Member of the Connecticut House of Representatives from the 17th district
- In office 1981–1989
- Preceded by: James M. Swomley
- Succeeded by: Jessie Stratton

Personal details
- Born: Beatrice Madelyn Knapp 1933 or 1934 Connecticut, U.S.
- Died: March 28, 2004 (aged 71)
- Party: Republican
- Spouse(s): James Milne Murdock ​ ​(m. 1954; died 1986)​ Herbert A. "Bud" France ​ ​(m. 1988)​
- Children: 3
- Education: Mount Holyoke College

= Beatrice Murdock =

American politician (died 2004)

Beatrice Madelyn Murdock France ( Knapp; 1933 or 1934 – March 28, 2004) was an American politician who served in the Connecticut House of Representatives from 1981 to 1989, representing the 17th district as a Republican.

==Personal life==
Beatrice Madelyn Knapp was born in Connecticut. She graduated from Mount Holyoke College in June 1954 and married her first husband, James Milne Murdock, on June 19. They had three children together.
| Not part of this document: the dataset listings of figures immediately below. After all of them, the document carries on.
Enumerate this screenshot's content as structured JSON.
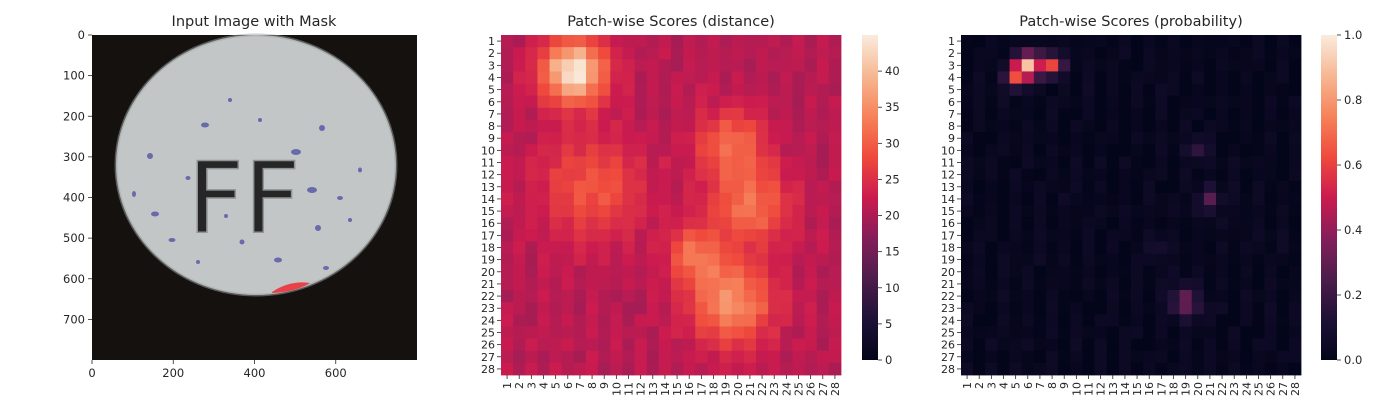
{
  "panels": {
    "image": {
      "title": "Input Image with Mask",
      "x_ticks": [
        "0",
        "200",
        "400",
        "600"
      ],
      "x_tick_values": [
        0,
        200,
        400,
        600
      ],
      "y_ticks": [
        "0",
        "100",
        "200",
        "300",
        "400",
        "500",
        "600",
        "700"
      ],
      "y_tick_values": [
        0,
        100,
        200,
        300,
        400,
        500,
        600,
        700
      ],
      "extent": [
        800,
        800
      ],
      "tablet_text": "FF",
      "colors": {
        "background": "#14110f",
        "tablet": "#c2c6c7",
        "mask": "#e8414a",
        "speckle": "#5a5aa8"
      }
    },
    "distance": {
      "title": "Patch-wise Scores (distance)",
      "colorbar_ticks": [
        "0",
        "5",
        "10",
        "15",
        "20",
        "25",
        "30",
        "35",
        "40"
      ],
      "colorbar_values": [
        0,
        5,
        10,
        15,
        20,
        25,
        30,
        35,
        40
      ],
      "colorbar_range": [
        0,
        45
      ],
      "colormap": "rocket"
    },
    "probability": {
      "title": "Patch-wise Scores (probability)",
      "colorbar_ticks": [
        "0.0",
        "0.2",
        "0.4",
        "0.6",
        "0.8",
        "1.0"
      ],
      "colorbar_values": [
        0.0,
        0.2,
        0.4,
        0.6,
        0.8,
        1.0
      ],
      "colorbar_range": [
        0,
        1
      ],
      "colormap": "rocket"
    }
  },
  "chart_data": [
    {
      "type": "image",
      "title": "Input Image with Mask",
      "xlim": [
        0,
        800
      ],
      "ylim": [
        800,
        0
      ],
      "x_ticks": [
        0,
        200,
        400,
        600
      ],
      "y_ticks": [
        0,
        100,
        200,
        300,
        400,
        500,
        600,
        700
      ]
    },
    {
      "type": "heatmap",
      "title": "Patch-wise Scores (distance)",
      "rows": 28,
      "cols": 28,
      "row_labels": [
        "1",
        "2",
        "3",
        "4",
        "5",
        "6",
        "7",
        "8",
        "9",
        "10",
        "11",
        "12",
        "13",
        "14",
        "15",
        "16",
        "17",
        "18",
        "19",
        "20",
        "21",
        "22",
        "23",
        "24",
        "25",
        "26",
        "27",
        "28"
      ],
      "col_labels": [
        "1",
        "2",
        "3",
        "4",
        "5",
        "6",
        "7",
        "8",
        "9",
        "10",
        "11",
        "12",
        "13",
        "14",
        "15",
        "16",
        "17",
        "18",
        "19",
        "20",
        "21",
        "22",
        "23",
        "24",
        "25",
        "26",
        "27",
        "28"
      ],
      "vmin": 0,
      "vmax": 45,
      "baseline": 21,
      "hotspots": [
        {
          "row": 3.5,
          "col": 6.5,
          "peak": 45,
          "spread": 1.8
        },
        {
          "row": 22.5,
          "col": 19.5,
          "peak": 35,
          "spread": 2.4
        },
        {
          "row": 14.5,
          "col": 21,
          "peak": 32,
          "spread": 2.2
        },
        {
          "row": 9.5,
          "col": 19.5,
          "peak": 31,
          "spread": 2.0
        },
        {
          "row": 18.5,
          "col": 16.5,
          "peak": 31,
          "spread": 1.6
        },
        {
          "row": 13,
          "col": 8,
          "peak": 29,
          "spread": 3.0
        }
      ]
    },
    {
      "type": "heatmap",
      "title": "Patch-wise Scores (probability)",
      "rows": 28,
      "cols": 28,
      "row_labels": [
        "1",
        "2",
        "3",
        "4",
        "5",
        "6",
        "7",
        "8",
        "9",
        "10",
        "11",
        "12",
        "13",
        "14",
        "15",
        "16",
        "17",
        "18",
        "19",
        "20",
        "21",
        "22",
        "23",
        "24",
        "25",
        "26",
        "27",
        "28"
      ],
      "col_labels": [
        "1",
        "2",
        "3",
        "4",
        "5",
        "6",
        "7",
        "8",
        "9",
        "10",
        "11",
        "12",
        "13",
        "14",
        "15",
        "16",
        "17",
        "18",
        "19",
        "20",
        "21",
        "22",
        "23",
        "24",
        "25",
        "26",
        "27",
        "28"
      ],
      "vmin": 0,
      "vmax": 1,
      "baseline": 0.02,
      "hotspots": [
        {
          "row": 3,
          "col": 6,
          "peak": 0.9,
          "spread": 0.7
        },
        {
          "row": 3,
          "col": 8,
          "peak": 0.62,
          "spread": 0.6
        },
        {
          "row": 4,
          "col": 5,
          "peak": 0.55,
          "spread": 0.6
        },
        {
          "row": 22.5,
          "col": 19,
          "peak": 0.3,
          "spread": 0.9
        },
        {
          "row": 14,
          "col": 21,
          "peak": 0.25,
          "spread": 0.7
        },
        {
          "row": 10,
          "col": 20,
          "peak": 0.2,
          "spread": 0.6
        },
        {
          "row": 18,
          "col": 17,
          "peak": 0.12,
          "spread": 0.6
        }
      ]
    }
  ]
}
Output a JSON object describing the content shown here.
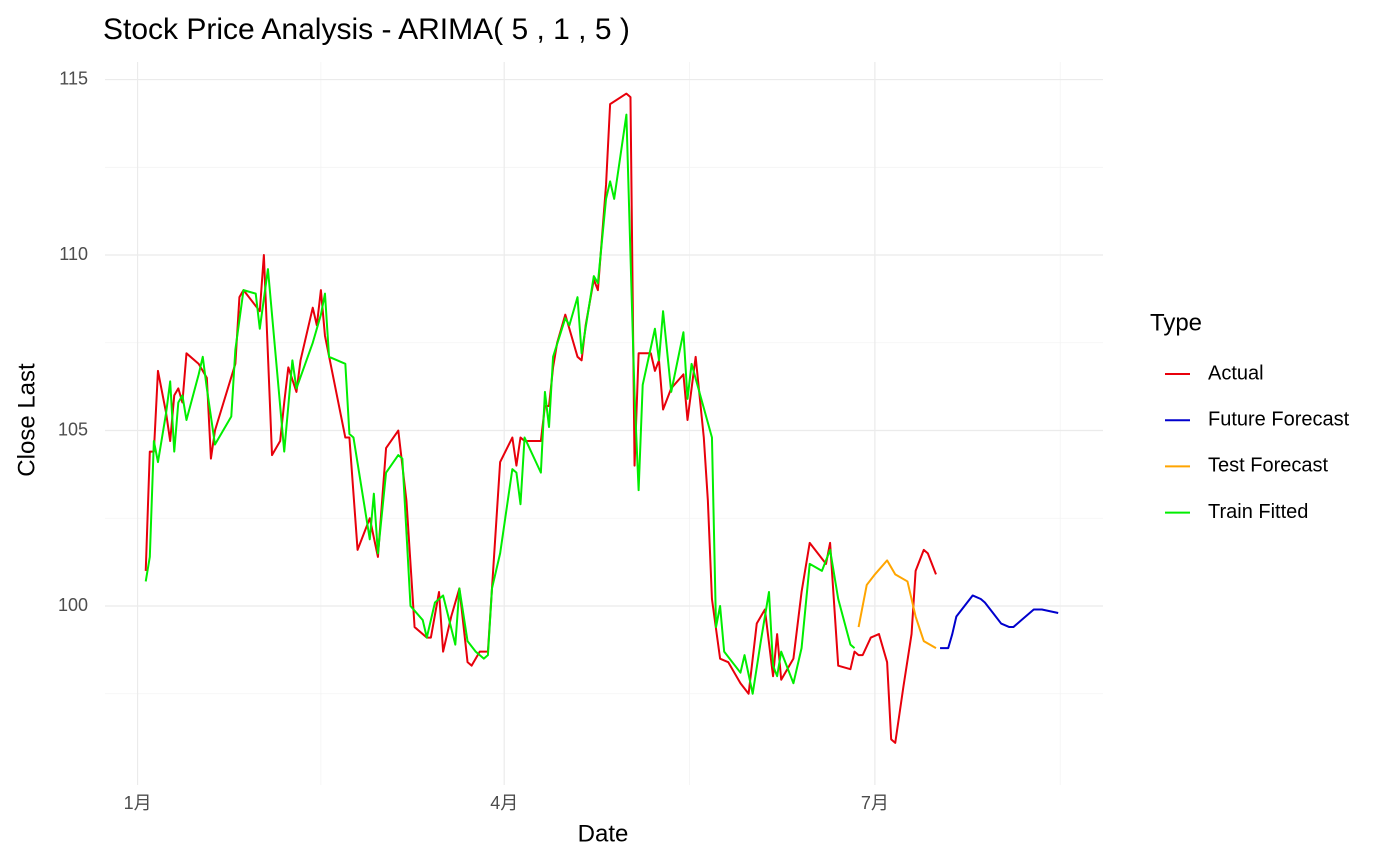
{
  "chart_data": {
    "type": "line",
    "title": "Stock Price Analysis - ARIMA( 5 , 1 , 5 )",
    "x_label": "Date",
    "y_label": "Close Last",
    "legend_title": "Type",
    "legend_position": "right",
    "grid": true,
    "xlim": [
      -8,
      237
    ],
    "xticks": [
      {
        "value": 0,
        "label": "1月"
      },
      {
        "value": 90,
        "label": "4月"
      },
      {
        "value": 181,
        "label": "7月"
      }
    ],
    "ylim": [
      94.9,
      115.5
    ],
    "yticks": [
      100,
      105,
      110,
      115
    ],
    "series": [
      {
        "name": "Actual",
        "color": "#e8000b",
        "x": [
          2,
          3,
          4,
          5,
          7,
          8,
          9,
          10,
          11,
          12,
          15,
          17,
          18,
          19,
          24,
          25,
          26,
          30,
          31,
          33,
          35,
          36,
          37,
          39,
          40,
          43,
          44,
          45,
          46,
          51,
          52,
          54,
          57,
          59,
          61,
          64,
          66,
          68,
          71,
          72,
          74,
          75,
          77,
          79,
          81,
          82,
          84,
          86,
          87,
          89,
          92,
          93,
          94,
          95,
          99,
          100,
          101,
          102,
          103,
          105,
          106,
          108,
          109,
          110,
          112,
          113,
          115,
          116,
          120,
          121,
          122,
          123,
          126,
          127,
          128,
          129,
          131,
          134,
          135,
          137,
          139,
          140,
          141,
          143,
          145,
          148,
          150,
          152,
          154,
          156,
          157,
          158,
          161,
          163,
          165,
          169,
          170,
          172,
          175,
          176,
          177,
          178,
          180,
          182,
          184,
          185,
          186,
          188,
          190,
          191,
          193,
          194,
          196
        ],
        "values": [
          101.0,
          104.4,
          104.4,
          106.7,
          105.5,
          104.7,
          106.0,
          106.2,
          105.8,
          107.2,
          106.9,
          106.5,
          104.2,
          105.0,
          106.9,
          108.8,
          109.0,
          108.4,
          110.0,
          104.3,
          104.7,
          105.8,
          106.8,
          106.1,
          107.0,
          108.5,
          108.0,
          109.0,
          107.7,
          104.8,
          104.8,
          101.6,
          102.5,
          101.4,
          104.5,
          105.0,
          103.0,
          99.4,
          99.1,
          99.1,
          100.4,
          98.7,
          99.7,
          100.5,
          98.4,
          98.3,
          98.7,
          98.7,
          100.5,
          104.1,
          104.8,
          104.0,
          104.8,
          104.7,
          104.7,
          105.7,
          105.7,
          106.8,
          107.5,
          108.3,
          107.9,
          107.1,
          107.0,
          108.0,
          109.3,
          109.0,
          112.0,
          114.3,
          114.6,
          114.5,
          104.0,
          107.2,
          107.2,
          106.7,
          107.0,
          105.6,
          106.2,
          106.6,
          105.3,
          107.1,
          104.8,
          103.0,
          100.2,
          98.5,
          98.4,
          97.8,
          97.5,
          99.5,
          99.9,
          98.0,
          99.2,
          97.9,
          98.5,
          100.4,
          101.8,
          101.2,
          101.8,
          98.3,
          98.2,
          98.7,
          98.6,
          98.6,
          99.1,
          99.2,
          98.4,
          96.2,
          96.1,
          97.7,
          99.2,
          101.0,
          101.6,
          101.5,
          100.9
        ]
      },
      {
        "name": "Future Forecast",
        "color": "#0000cd",
        "x": [
          197,
          199,
          200,
          201,
          203,
          205,
          207,
          208,
          210,
          212,
          214,
          215,
          217,
          219,
          220,
          222,
          224,
          226
        ],
        "values": [
          98.8,
          98.8,
          99.2,
          99.7,
          100.0,
          100.3,
          100.2,
          100.1,
          99.8,
          99.5,
          99.4,
          99.4,
          99.6,
          99.8,
          99.9,
          99.9,
          99.85,
          99.8
        ]
      },
      {
        "name": "Test Forecast",
        "color": "#ffa500",
        "x": [
          177,
          179,
          181,
          184,
          186,
          189,
          191,
          193,
          196
        ],
        "values": [
          99.4,
          100.6,
          100.9,
          101.3,
          100.9,
          100.7,
          99.7,
          99.0,
          98.8
        ]
      },
      {
        "name": "Train Fitted",
        "color": "#00ee00",
        "x": [
          2,
          3,
          4,
          5,
          7,
          8,
          9,
          10,
          11,
          12,
          15,
          16,
          17,
          19,
          23,
          24,
          26,
          29,
          30,
          32,
          34,
          36,
          38,
          39,
          43,
          45,
          46,
          47,
          51,
          52,
          53,
          57,
          58,
          59,
          61,
          64,
          65,
          67,
          70,
          71,
          73,
          75,
          78,
          79,
          81,
          83,
          85,
          86,
          87,
          89,
          92,
          93,
          94,
          95,
          99,
          100,
          101,
          102,
          105,
          106,
          108,
          109,
          112,
          113,
          115,
          116,
          117,
          120,
          122,
          123,
          124,
          127,
          128,
          129,
          131,
          134,
          135,
          136,
          141,
          142,
          143,
          144,
          148,
          149,
          151,
          153,
          155,
          156,
          157,
          158,
          161,
          163,
          165,
          168,
          170,
          172,
          175,
          176
        ],
        "values": [
          100.7,
          101.4,
          104.7,
          104.1,
          105.5,
          106.4,
          104.4,
          105.8,
          106.0,
          105.3,
          106.6,
          107.1,
          106.2,
          104.6,
          105.4,
          107.3,
          109.0,
          108.9,
          107.9,
          109.6,
          107.0,
          104.4,
          107.0,
          106.2,
          107.5,
          108.3,
          108.9,
          107.1,
          106.9,
          104.9,
          104.8,
          101.9,
          103.2,
          101.5,
          103.8,
          104.3,
          104.2,
          100.0,
          99.6,
          99.1,
          100.1,
          100.3,
          98.9,
          100.5,
          99.0,
          98.7,
          98.5,
          98.6,
          100.5,
          101.5,
          103.9,
          103.8,
          102.9,
          104.8,
          103.8,
          106.1,
          105.1,
          107.1,
          108.2,
          108.0,
          108.8,
          107.2,
          109.4,
          109.2,
          111.6,
          112.1,
          111.6,
          114.0,
          106.0,
          103.3,
          106.3,
          107.9,
          107.0,
          108.4,
          106.1,
          107.8,
          105.9,
          106.9,
          104.8,
          99.4,
          100.0,
          98.7,
          98.1,
          98.6,
          97.5,
          99.0,
          100.4,
          98.3,
          98.0,
          98.7,
          97.8,
          98.8,
          101.2,
          101.0,
          101.6,
          100.2,
          98.9,
          98.8
        ]
      }
    ]
  }
}
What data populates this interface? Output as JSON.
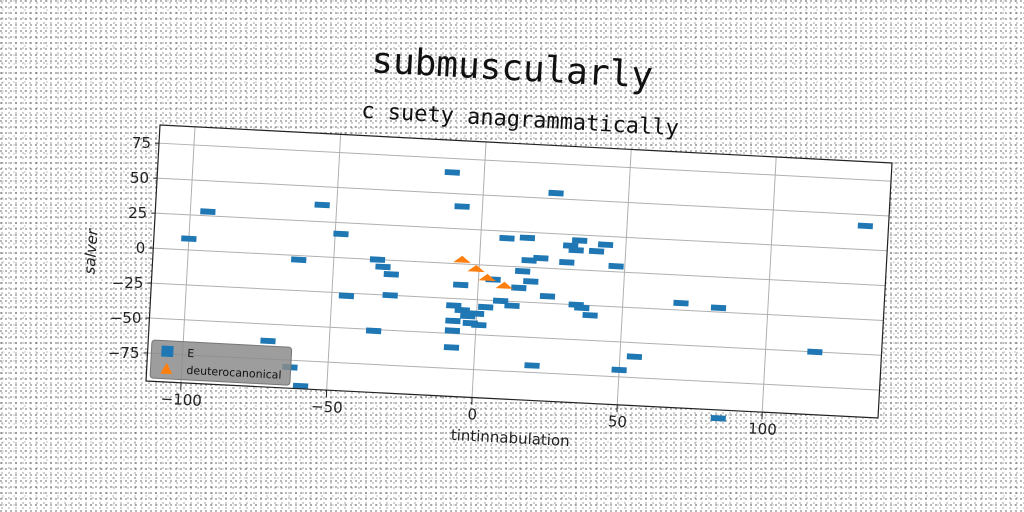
{
  "chart_data": {
    "type": "scatter",
    "title": "submuscularly",
    "subtitle": "c suety anagrammatically",
    "xlabel": "tintinnabulation",
    "ylabel": "salver",
    "xlim": [
      -112,
      140
    ],
    "ylim": [
      -95,
      88
    ],
    "xticks": [
      -100,
      -50,
      0,
      50,
      100
    ],
    "xtick_labels": [
      "−100",
      "−50",
      "0",
      "50",
      "100"
    ],
    "yticks": [
      75,
      50,
      25,
      0,
      -25,
      -50,
      -75
    ],
    "ytick_labels": [
      "75",
      "50",
      "25",
      "0",
      "−25",
      "−50",
      "−75"
    ],
    "grid": true,
    "legend_position": "lower-left",
    "series": [
      {
        "name": "E",
        "marker": "square",
        "color": "#1f77b4",
        "points": [
          [
            -100,
            8
          ],
          [
            -94,
            28
          ],
          [
            -71,
            -62
          ],
          [
            -63,
            -80
          ],
          [
            -62,
            -3
          ],
          [
            -59,
            -93
          ],
          [
            -55,
            37
          ],
          [
            -48,
            17
          ],
          [
            -45,
            -27
          ],
          [
            -35,
            -51
          ],
          [
            -35,
            0
          ],
          [
            -33,
            -5
          ],
          [
            -30,
            -25
          ],
          [
            -30,
            -10
          ],
          [
            -11,
            65
          ],
          [
            -7,
            41
          ],
          [
            -6,
            -15
          ],
          [
            -8,
            -30
          ],
          [
            -8,
            -41
          ],
          [
            -8,
            -48
          ],
          [
            -8,
            -60
          ],
          [
            -5,
            -33
          ],
          [
            -3,
            -37
          ],
          [
            -2,
            -42
          ],
          [
            0,
            -35
          ],
          [
            1,
            -43
          ],
          [
            3,
            -30
          ],
          [
            5,
            -10
          ],
          [
            8,
            -25
          ],
          [
            9,
            20
          ],
          [
            12,
            -28
          ],
          [
            14,
            -15
          ],
          [
            15,
            -3
          ],
          [
            16,
            21
          ],
          [
            17,
            5
          ],
          [
            18,
            -10
          ],
          [
            20,
            -70
          ],
          [
            21,
            7
          ],
          [
            24,
            -20
          ],
          [
            25,
            54
          ],
          [
            30,
            5
          ],
          [
            31,
            17
          ],
          [
            33,
            14
          ],
          [
            34,
            -25
          ],
          [
            34,
            21
          ],
          [
            36,
            -27
          ],
          [
            39,
            -32
          ],
          [
            40,
            14
          ],
          [
            43,
            19
          ],
          [
            47,
            4
          ],
          [
            50,
            -70
          ],
          [
            55,
            -60
          ],
          [
            70,
            -20
          ],
          [
            83,
            -22
          ],
          [
            85,
            -101
          ],
          [
            117,
            -50
          ],
          [
            132,
            42
          ]
        ]
      },
      {
        "name": "deuterocanonical",
        "marker": "triangle",
        "color": "#ff7f0e",
        "points": [
          [
            -6,
            3
          ],
          [
            -1,
            -3
          ],
          [
            3,
            -9
          ],
          [
            9,
            -14
          ]
        ]
      }
    ]
  }
}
James died on August 31, 1986. Beatrice married Herbert A. "Bud" France in 1988, and they were together until Beatrice's death in 2004.

==Political career==
Murdock was elected to the Connecticut House of Representatives in 1980, and she served four terms representing the 17th district as a Republican. She was a resident of Avon. Murdock did not run for reelection in 1988 and was succeeded by Democratic candidate Jessie Stratton.

==Death==
Murdock died of ovarian cancer on March 28, 2004, at age 71.